From that discussion, Darlington Raceway emerged and accidentally came into being with a configuration that baffles the best drivers in the world. In order to keep a fishing pond, turns at one end of the 1.366-mile track are sharper than at the other, creating a nightmare for mechanics striving to set up their cars for maximum speed.
Today, the antique on state route 151 offers the ultimate challenge — 1950 engineering vs. 2006 technology.
Until Brasington and friends built stock-car racing’s first super-speedway, dirt bullrings that featured a lot of banging and a lot of dust dominated. Almost every community could offer a track, but only Darlington could offer a “big” track.
The big racing plants followed, and soon the circuit became littered with cookie-cutter layouts. The configurations became all too familiar, which served to illustrate the wonder of Darlington.

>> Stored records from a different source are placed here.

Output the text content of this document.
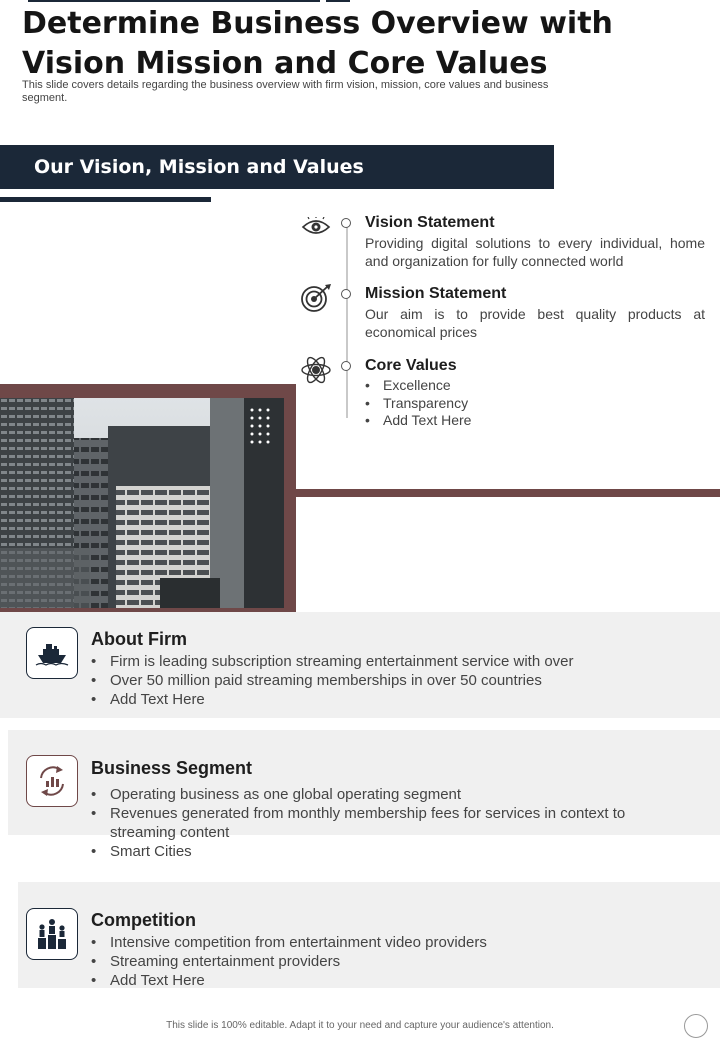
Determine Business Overview with Vision Mission and Core Values
This slide covers details regarding the business overview with firm vision, mission, core values and business segment.
Our Vision, Mission and Values
Vision Statement
Providing digital solutions to every individual, home and organization for fully connected world
Mission Statement
Our aim is to provide best quality products at economical prices
Core Values
• Excellence
• Transparency
• Add Text Here
About Firm
• Firm is leading subscription streaming entertainment service with over
• Over 50 million paid streaming memberships in over 50 countries
• Add Text Here
Business Segment
• Operating business as one global operating segment
• Revenues generated from monthly membership fees for services in context to streaming content
• Smart Cities
Competition
• Intensive competition from entertainment video providers
• Streaming entertainment providers
• Add Text Here
This slide is 100% editable. Adapt it to your need and capture your audience's attention.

Cale and the Silver Fox. The first Darlington race unfolded Sept. 4, 1950, and a politician of some renown named Strom Thurmond suggested a name — the Southern 500. Good idea, the track’s fathers agreed, and the track made an impact from the start.
In a day when drivers raced streetcars with no safety features and Hudsons and Oldsmobiles dominated, Johnny Mantz averaged 75 mph in a little ol’ Plymouth to win.
Then as now, tire wear made the difference at Darlington, and none solved the nuances better than Pearson. He won 12 pole positions and 10 races.
Rivals called him the Silver Fox, and his performances at Darlington showed why. He was a finesse driver amid the sluggers, a racing Ali compared with a Marciano or Louis.
Like Pearson, Yarborough grew up in an era when competitors learned to race after getting a regular driver’s license. Today’s stars begin much earlier, gaining experience at young ages on go-kart tracks.
But the younger guys will be hard-pressed to surpass Pearson’s 105 victories. Only Jeff Gordon has matched Yarborough’s five triumphs in the Southern 500, which combined the heat of a South Carolina summer with the fickleness of Darlington to create the circuit’s toughest challenge.
Darlington has lost one of its two premier races to newer facilities with more amenities for fans and sponsors, but the competition on those tracks can’t match Darlington’s, and that’s a loss for racing.
A couple of years ago, officials invited Pearson and Yarborough to join Gordon in running the first laps under the newly installed lights at Darlington. Gordon would drive last, leaving the two old-timers to flip a coin for the honor of going first.
Pearson won and said, “Being first is always good.”
First is where South Carolina lore should be in stock-car racing’s new museum.